The COVID-19 pandemic is causing increasing illness and death around the world, yet many young adults have resisted strict social distancing measures. Students on extended spring breaks are out and about, and young professionals who now work remotely by day still gather for parties at night.
Too many people in their 20s and 30s have wrongly come to believe that COVID-19 “affects only old people” and is “just another flu.” This is not true.
If young people do not take the necessary measures now, this disease will take many more lives — and nearly every young person will lose family members and friends. COVID-19 is definitely not just a flu. We need to treat it with the respect it deserves as the most serious pandemic of our lifetime.
Social distancing is necessary across all aspects of life. College students, many now home for the rest of the school year, need to practice social distancing. If young people work from home all day and then go to a crowded dinner gathering in the evening, not much has been accomplished in terms of containing the virus.
What’s more, they are putting themselves at risk. COVID-19 is consistently worse than the seasonal influenza at all ages except for little children. An adult at any age is approximately 5-10 times more likely to die from COVID-19 than from the seasonal influenza, and similarly more likely to be hospitalized or sustain permanent lung damage from a severe case. Although it is true that the absolute for young adults is relatively low, this is no disease to take lightly.
Another way to think about it: Getting infected with COVID-19 will affect a person as if that person were 20 years older and had been infected with the seasonal flu. People in their 30s might experience COVID-19 as if it were a flu they caught in their 50s.
The situation is exacerbated because we are not doing nearly enough testing. At a minimum, we should be testing everybody who has suspicious symptoms and everybody who has had recent contact with somebody with symptoms or who has tested positive. Instead, we’re reading reports that only the rich and famous are getting tested. With insufficient testing, strict, widespread social distancing is the only option we have to get this pandemic under control. We have to assume that any person we interact with may be infectious. In a nutshell, the less we test, the more we have to self-quarantine.
Many parts of the country still have a chance to learn from what has happened in China, in South Korea, and in Italy, as we assess which measures have and have not helped. China and Italy imposed strict lockdowns. By contrast, South Korea employed mass testing, and it canceled large gatherings and closed educational institutions and public spaces, but it never had to place its citizens under house arrest.
China and South Korea have brought their COVID-19 epidemics under control, and Italy, too, seems to be slowly taking a turn for the better. These examples suggest that there are two approaches to containing the virus: Either a community practices both social distancing and widespread testing early, as did South Korea, or eventually things deteriorate to a point where a strict lockdown and house arrest are the only options, as happened in Wuhan, China, and in Italy.

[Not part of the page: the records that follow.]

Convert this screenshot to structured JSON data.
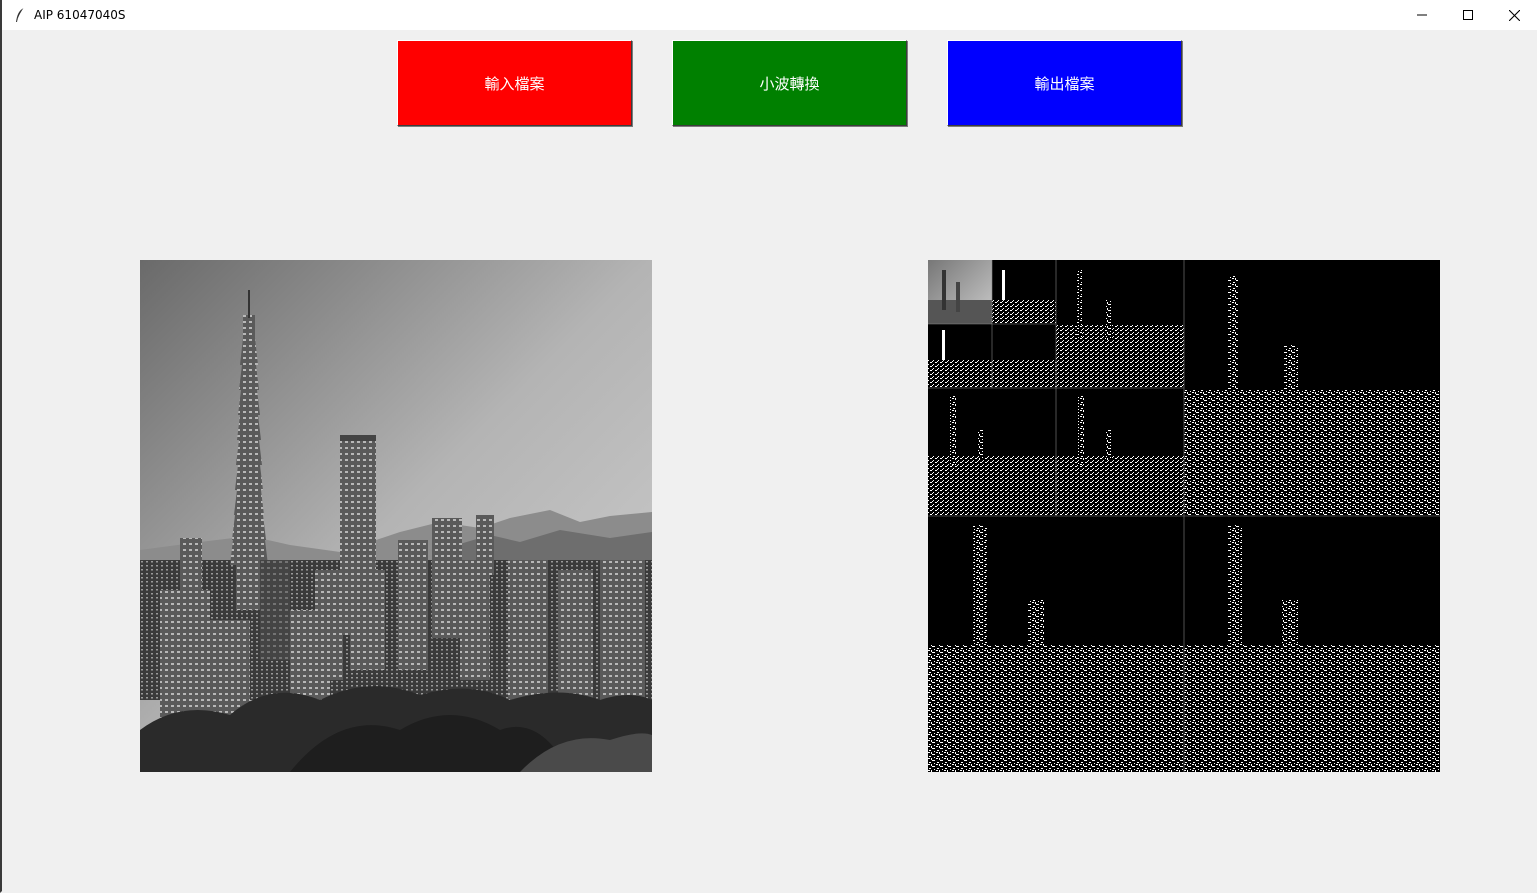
{
  "window": {
    "title": "AIP 61047040S",
    "icon": "feather-icon",
    "controls": [
      "minimize-icon",
      "maximize-icon",
      "close-icon"
    ]
  },
  "toolbar": {
    "input_label": "輸入檔案",
    "input_color": "#ff0000",
    "wavelet_label": "小波轉換",
    "wavelet_color": "#008000",
    "output_label": "輸出檔案",
    "output_color": "#0000ff"
  },
  "images": {
    "original": "grayscale-taipei-skyline-image",
    "wavelet": "wavelet-transform-result-image"
  }
}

If we do not manage to follow the South Korean example, we will eventually have no option but to follow the Chinese and Italian examples.

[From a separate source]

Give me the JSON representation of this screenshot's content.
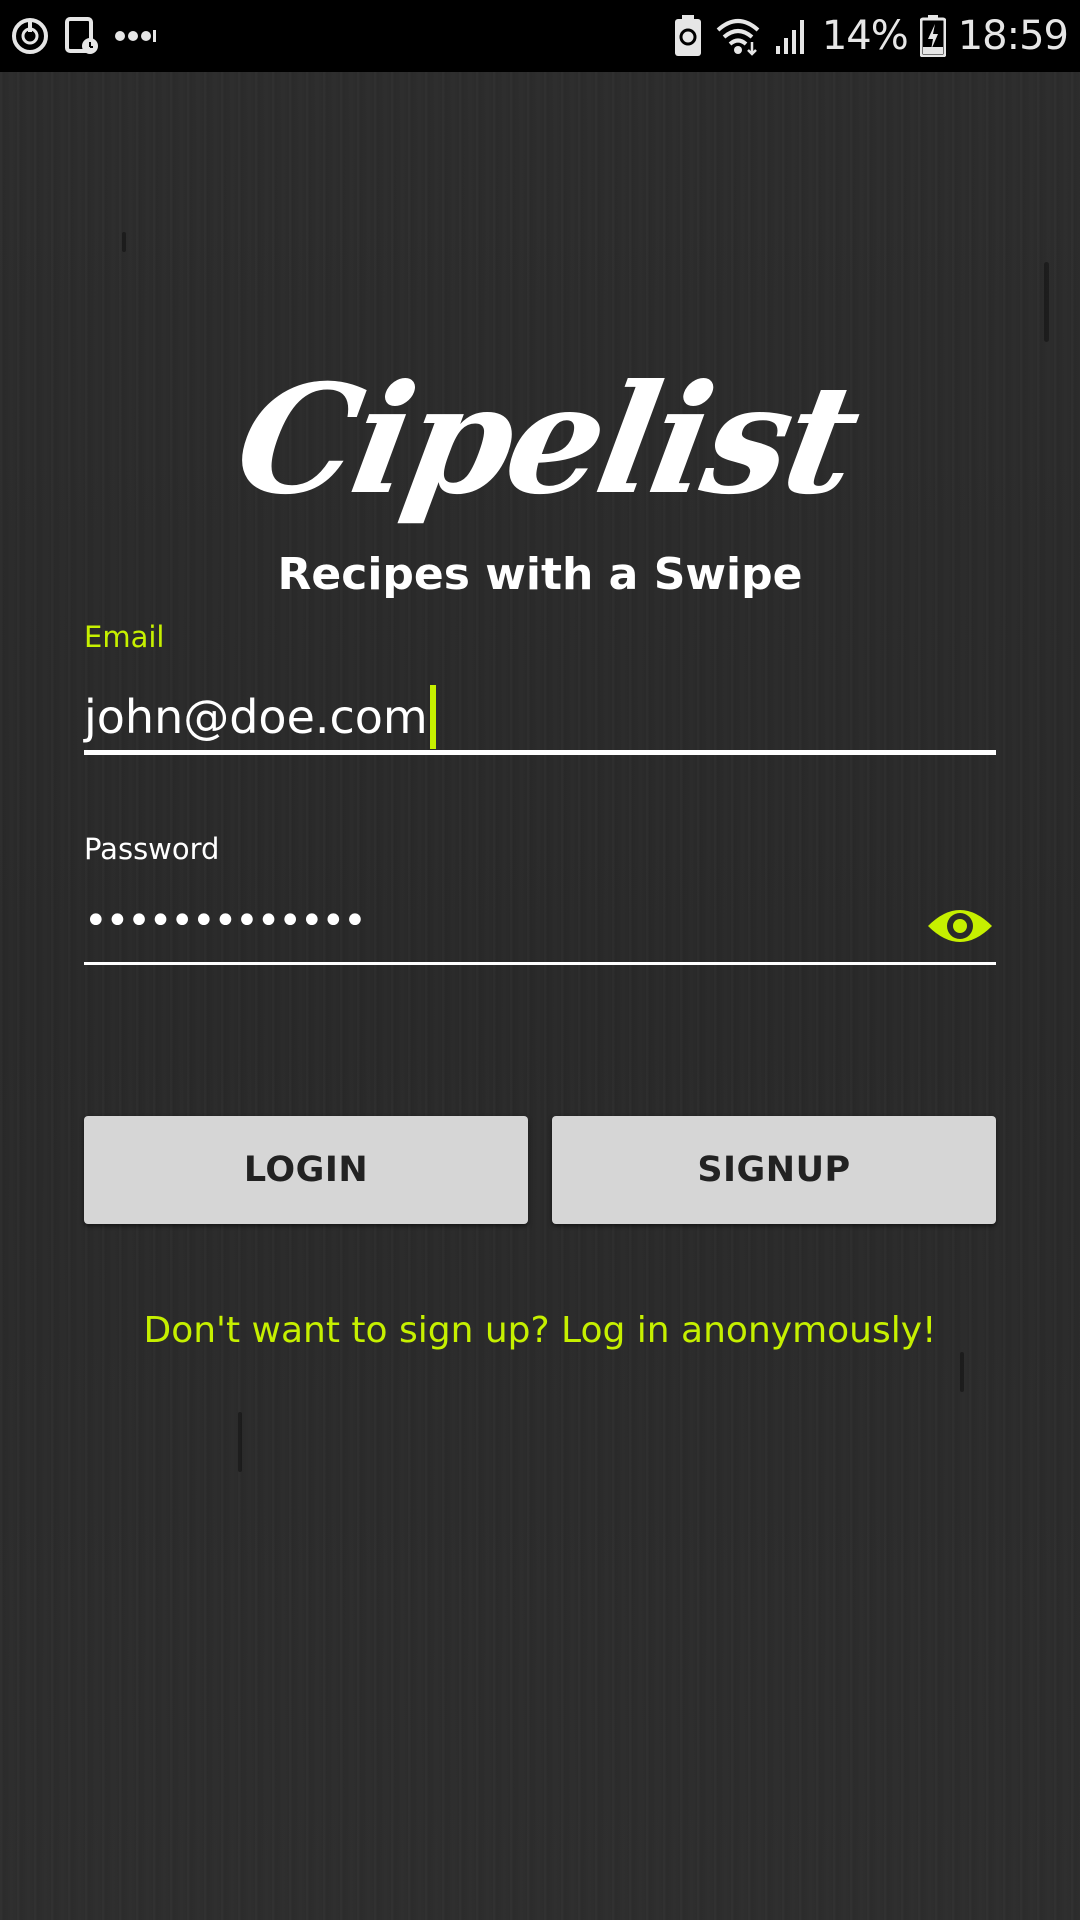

Young people have the power to help contain the pandemic by keeping interactions with people outside their immediate families or households to the absolute minimum.
This means no parties, no going out with friends, no kid play dates, no movies, no concerts, no games. It means going shopping only for the essentials like food, toiletries and medication, and going less frequently. When leaving the house for a walk, it means keeping a distance from other people, and preferably just going where nobody else is.
As more places embark on strict protocols for social distancing, it is critical that young and old alike participate fully in social distancing now.
Claus O. Wilke is the chair of the Department of Integrative Biology at The University of Texas at Austin.